Sunday, February 10, 2008
Waaah!!!
Every once in a while I am reminded by the incessant ramblings of a fellow lezzie friend that we are just like everyone else in this drone adapted world. Have I just fooled myself into thinking that we are all strong minded, determined, hard ass bitches who know whats up. Could it be that we are only as strong as our counter part?Whats more is that this comes almost as a surprise every time...Oh wait, another shitty, ass ended going no where lesbian relationship down the drain.

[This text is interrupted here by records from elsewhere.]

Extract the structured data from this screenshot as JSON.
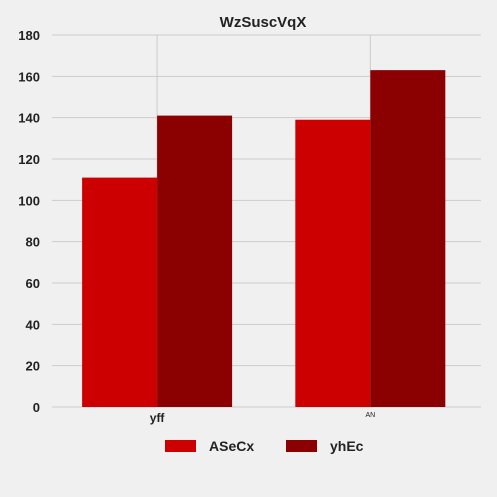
{
  "chart_data": {
    "type": "bar",
    "title": "WzSuscVqX",
    "categories": [
      "yff",
      "AN"
    ],
    "series": [
      {
        "name": "ASeCx",
        "color": "#cc0000",
        "values": [
          111,
          139
        ]
      },
      {
        "name": "yhEc",
        "color": "#8b0000",
        "values": [
          141,
          163
        ]
      }
    ],
    "ylim": [
      0,
      180
    ],
    "yticks": [
      0,
      20,
      40,
      60,
      80,
      100,
      120,
      140,
      160,
      180
    ],
    "grid": true,
    "legend_position": "bottom-center",
    "xlabel": "",
    "ylabel": ""
  }
}
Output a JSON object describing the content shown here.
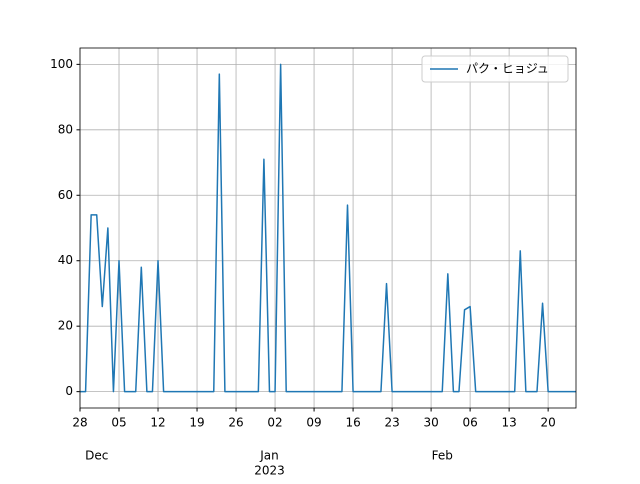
{
  "chart_data": {
    "type": "line",
    "x": [
      0,
      1,
      2,
      3,
      4,
      5,
      6,
      7,
      8,
      9,
      10,
      11,
      12,
      13,
      14,
      15,
      16,
      17,
      18,
      19,
      20,
      21,
      22,
      23,
      24,
      25,
      26,
      27,
      28,
      29,
      30,
      31,
      32,
      33,
      34,
      35,
      36,
      37,
      38,
      39,
      40,
      41,
      42,
      43,
      44,
      45,
      46,
      47,
      48,
      49,
      50,
      51,
      52,
      53,
      54,
      55,
      56,
      57,
      58,
      59,
      60,
      61,
      62,
      63,
      64,
      65,
      66,
      67,
      68,
      69,
      70,
      71,
      72,
      73,
      74,
      75,
      76,
      77,
      78,
      79,
      80,
      81,
      82,
      83,
      84,
      85,
      86,
      87,
      88,
      89
    ],
    "series": [
      {
        "name": "パク・ヒョジュ",
        "color": "#1f77b4",
        "values": [
          0,
          0,
          54,
          54,
          26,
          50,
          0,
          40,
          0,
          0,
          0,
          38,
          0,
          0,
          40,
          0,
          0,
          0,
          0,
          0,
          0,
          0,
          0,
          0,
          0,
          97,
          0,
          0,
          0,
          0,
          0,
          0,
          0,
          71,
          0,
          0,
          100,
          0,
          0,
          0,
          0,
          0,
          0,
          0,
          0,
          0,
          0,
          0,
          57,
          0,
          0,
          0,
          0,
          0,
          0,
          33,
          0,
          0,
          0,
          0,
          0,
          0,
          0,
          0,
          0,
          0,
          36,
          0,
          0,
          25,
          26,
          0,
          0,
          0,
          0,
          0,
          0,
          0,
          0,
          43,
          0,
          0,
          0,
          27,
          0,
          0,
          0,
          0,
          0,
          0
        ]
      }
    ],
    "xlim": [
      0,
      89
    ],
    "xticks": [
      {
        "value": 0,
        "label": "28"
      },
      {
        "value": 7,
        "label": "05"
      },
      {
        "value": 14,
        "label": "12"
      },
      {
        "value": 21,
        "label": "19"
      },
      {
        "value": 28,
        "label": "26"
      },
      {
        "value": 35,
        "label": "02"
      },
      {
        "value": 42,
        "label": "09"
      },
      {
        "value": 49,
        "label": "16"
      },
      {
        "value": 56,
        "label": "23"
      },
      {
        "value": 63,
        "label": "30"
      },
      {
        "value": 70,
        "label": "06"
      },
      {
        "value": 77,
        "label": "13"
      },
      {
        "value": 84,
        "label": "20"
      }
    ],
    "month_labels": [
      {
        "value": 3,
        "label": "Dec"
      },
      {
        "value": 34,
        "label": "Jan"
      },
      {
        "value": 65,
        "label": "Feb"
      }
    ],
    "year_label": {
      "value": 34,
      "label": "2023"
    },
    "ylim": [
      -5,
      105
    ],
    "yticks": [
      0,
      20,
      40,
      60,
      80,
      100
    ],
    "grid": true,
    "legend": "upper right"
  }
}
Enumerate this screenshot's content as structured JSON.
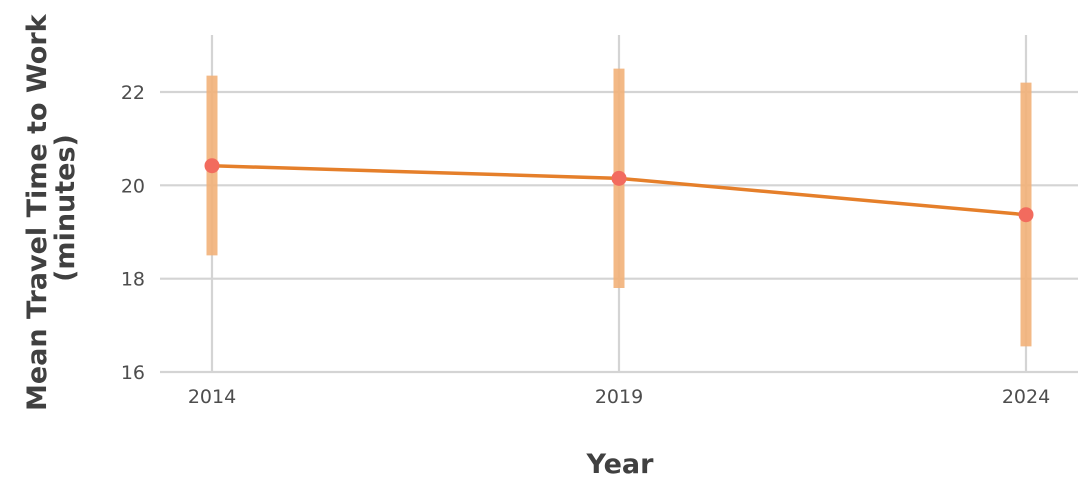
{
  "chart_data": {
    "type": "line",
    "title": "",
    "xlabel": "Year",
    "ylabel_lines": [
      "Mean Travel Time to Work",
      "(minutes)"
    ],
    "x": [
      2014,
      2019,
      2024
    ],
    "x_ticks": [
      "2014",
      "2019",
      "2024"
    ],
    "y_ticks": [
      "16",
      "18",
      "20",
      "22"
    ],
    "ylim": [
      16,
      23.2
    ],
    "grid": true,
    "legend": "none",
    "series": [
      {
        "values": [
          20.42,
          20.15,
          19.37
        ],
        "error_low": [
          18.5,
          17.8,
          16.55
        ],
        "error_high": [
          22.35,
          22.5,
          22.2
        ]
      }
    ],
    "colors": {
      "line": "#e57f2a",
      "point": "#f26b5e",
      "error_bar": "#f2b27a",
      "grid": "#d4d4d4",
      "text": "#4d4d4d"
    }
  }
}
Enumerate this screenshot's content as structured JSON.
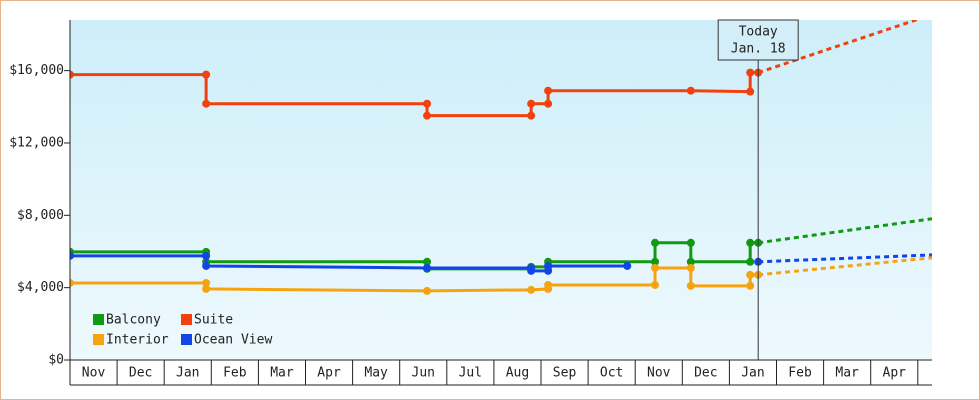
{
  "chart_data": {
    "type": "step-line",
    "categories": [
      "Nov",
      "Dec",
      "Jan",
      "Feb",
      "Mar",
      "Apr",
      "May",
      "Jun",
      "Jul",
      "Aug",
      "Sep",
      "Oct",
      "Nov",
      "Dec",
      "Jan",
      "Feb",
      "Mar",
      "Apr"
    ],
    "xlim": [
      0,
      18.3
    ],
    "ylim": [
      0,
      18800
    ],
    "yticks": [
      {
        "value": 0,
        "label": "$0"
      },
      {
        "value": 4000,
        "label": "$4,000"
      },
      {
        "value": 8000,
        "label": "$8,000"
      },
      {
        "value": 12000,
        "label": "$12,000"
      },
      {
        "value": 16000,
        "label": "$16,000"
      }
    ],
    "today": {
      "x": 14.61,
      "label": [
        "Today",
        "Jan. 18"
      ]
    },
    "series": [
      {
        "name": "Balcony",
        "color": "#129912",
        "x": [
          0,
          2.89,
          2.89,
          7.58,
          7.58,
          9.79,
          9.79,
          10.15,
          10.15,
          12.42,
          12.42,
          13.18,
          13.18,
          14.44,
          14.44,
          14.61
        ],
        "values": [
          5980,
          5980,
          5430,
          5430,
          5040,
          5040,
          5150,
          5150,
          5430,
          5430,
          6480,
          6480,
          5430,
          5430,
          6480,
          6480
        ],
        "projection_x": [
          14.61,
          18.3
        ],
        "projection_values": [
          6480,
          7810
        ]
      },
      {
        "name": "Suite",
        "color": "#f2400e",
        "x": [
          0,
          2.89,
          2.89,
          7.58,
          7.58,
          9.79,
          9.79,
          10.15,
          10.15,
          13.18,
          14.44,
          14.44,
          14.61
        ],
        "values": [
          15780,
          15780,
          14170,
          14170,
          13510,
          13510,
          14170,
          14170,
          14890,
          14890,
          14840,
          15890,
          15890
        ],
        "projection_x": [
          14.61,
          18.3
        ],
        "projection_values": [
          15890,
          19100
        ]
      },
      {
        "name": "Interior",
        "color": "#f5a40f",
        "x": [
          0,
          2.89,
          2.89,
          7.58,
          9.79,
          10.15,
          10.15,
          12.42,
          12.42,
          13.18,
          13.18,
          14.44,
          14.44,
          14.61
        ],
        "values": [
          4260,
          4260,
          3930,
          3820,
          3880,
          3930,
          4150,
          4150,
          5090,
          5090,
          4100,
          4100,
          4710,
          4710
        ],
        "projection_x": [
          14.61,
          18.3
        ],
        "projection_values": [
          4710,
          5650
        ]
      },
      {
        "name": "Ocean View",
        "color": "#1245e8",
        "x": [
          0,
          2.89,
          2.89,
          7.58,
          9.79,
          9.79,
          10.15,
          10.15,
          11.83,
          null,
          14.61
        ],
        "values": [
          5760,
          5760,
          5200,
          5090,
          5090,
          4930,
          4930,
          5200,
          5200,
          null,
          5430
        ],
        "projection_x": [
          14.61,
          18.3
        ],
        "projection_values": [
          5430,
          5810
        ]
      }
    ]
  }
}
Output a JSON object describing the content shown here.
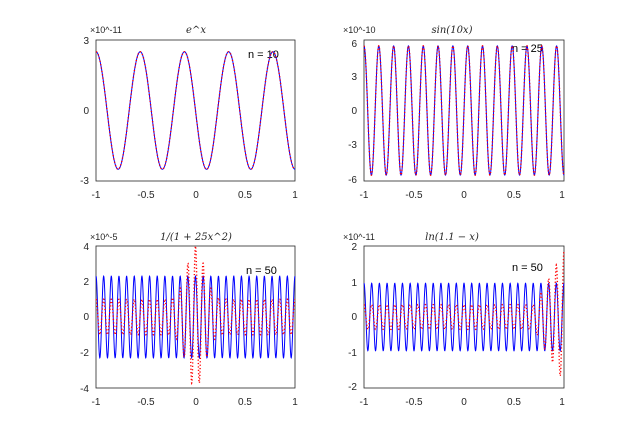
{
  "chart_data": [
    {
      "type": "line",
      "title": "e^x",
      "exponent_label": "×10^-11",
      "annotation": "n = 10",
      "xlim": [
        -1,
        1
      ],
      "ylim": [
        -3,
        3
      ],
      "xticks": [
        "-1",
        "-0.5",
        "0",
        "0.5",
        "1"
      ],
      "yticks": [
        "3",
        "0",
        "-3"
      ],
      "grid": false,
      "series": [
        {
          "style": "solid-blue",
          "color": "#0000ff",
          "amplitude": 2.5,
          "cycles": 4.5,
          "phase": 0.0
        },
        {
          "style": "dotted-red",
          "color": "#ff0000",
          "amplitude": 2.5,
          "cycles": 4.5,
          "phase": 0.0
        }
      ]
    },
    {
      "type": "line",
      "title": "sin(10x)",
      "exponent_label": "×10^-10",
      "annotation": "n = 25",
      "xlim": [
        -1,
        1
      ],
      "ylim": [
        -6,
        6
      ],
      "xticks": [
        "-1",
        "-0.5",
        "0",
        "0.5",
        "1"
      ],
      "yticks": [
        "6",
        "3",
        "0",
        "-3",
        "-6"
      ],
      "grid": false,
      "series": [
        {
          "style": "solid-blue",
          "color": "#0000ff",
          "amplitude": 5.5,
          "cycles": 13.5,
          "phase": 0.0
        },
        {
          "style": "dotted-red",
          "color": "#ff0000",
          "amplitude": 5.5,
          "cycles": 13.5,
          "phase": 0.0
        }
      ]
    },
    {
      "type": "line",
      "title": "1/(1 + 25x^2)",
      "exponent_label": "×10^-5",
      "annotation": "",
      "xlim": [
        -1,
        1
      ],
      "ylim": [
        -4,
        4
      ],
      "xticks": [
        "-1",
        "-0.5",
        "0",
        "0.5",
        "1"
      ],
      "yticks": [
        "4",
        "2",
        "0",
        "-2",
        "-4"
      ],
      "grid": false,
      "series": [
        {
          "style": "solid-blue",
          "color": "#0000ff",
          "amplitude": 2.3,
          "cycles": 26,
          "phase": 0.0
        },
        {
          "style": "dotted-red",
          "color": "#ff0000",
          "amplitude": 1.0,
          "cycles": 26,
          "phase": 0.0,
          "center_peak": 4.0
        }
      ]
    },
    {
      "type": "line",
      "title": "ln(1.1 − x)",
      "exponent_label": "×10^-11",
      "annotation": "n = 50",
      "xlim": [
        -1,
        1
      ],
      "ylim": [
        -2,
        2
      ],
      "xticks": [
        "-1",
        "-0.5",
        "0",
        "0.5",
        "1"
      ],
      "yticks": [
        "2",
        "1",
        "0",
        "-1",
        "-2"
      ],
      "grid": false,
      "series": [
        {
          "style": "solid-blue",
          "color": "#0000ff",
          "amplitude": 0.95,
          "cycles": 26,
          "phase": 0.0
        },
        {
          "style": "dotted-red",
          "color": "#ff0000",
          "amplitude": 0.35,
          "cycles": 26,
          "phase": 0.0,
          "end_growth": 1.5
        }
      ]
    }
  ],
  "annotations_extra": {
    "panel3_n": "n = 50"
  }
}
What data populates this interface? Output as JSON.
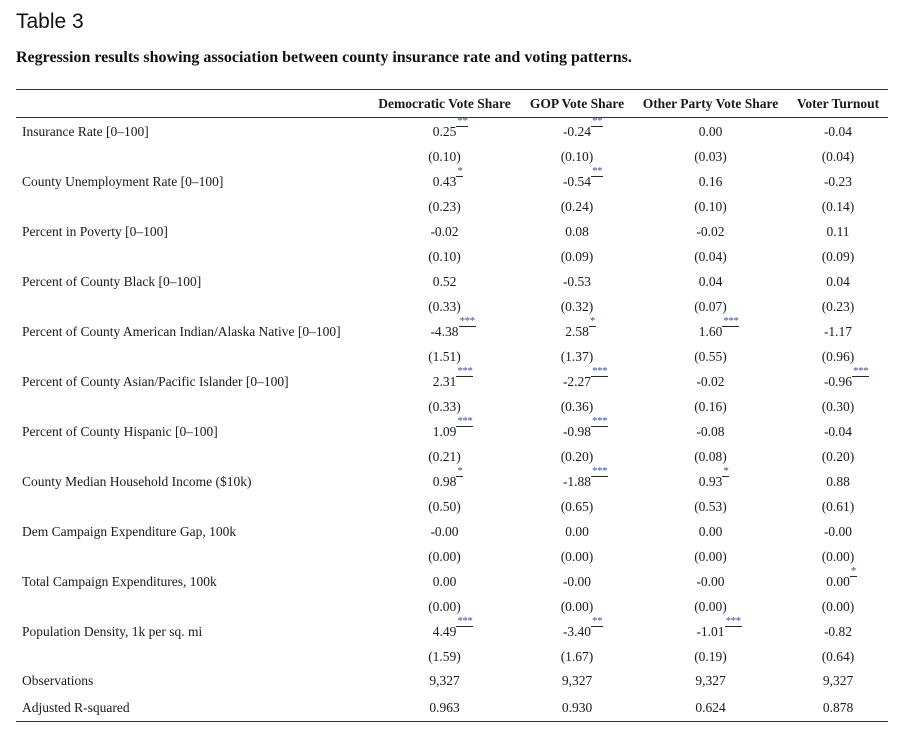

This fellow lezzie friend (who shall remain nameless for her sake but more so for mine) has a distinct repetitive behavior..meet a girl, go on a few dates, has the best sex of her life, thinks its love, gives up all of her shit, moves in with them.. only to find that 5 fucking months later.. the girl is a bum, a freeloader, a soulless spider cunt who has spun her up in to cunting web. The latest addition in this rendition only happens to be a drug addict ( a new one for the rap sheet). Where is the confident, sexy artsy fartsy woman I once knew? Aren't you tired of being a fucking doormat? Maybe your not, but I am tired of you calling every fucking 5 months with the same damn story.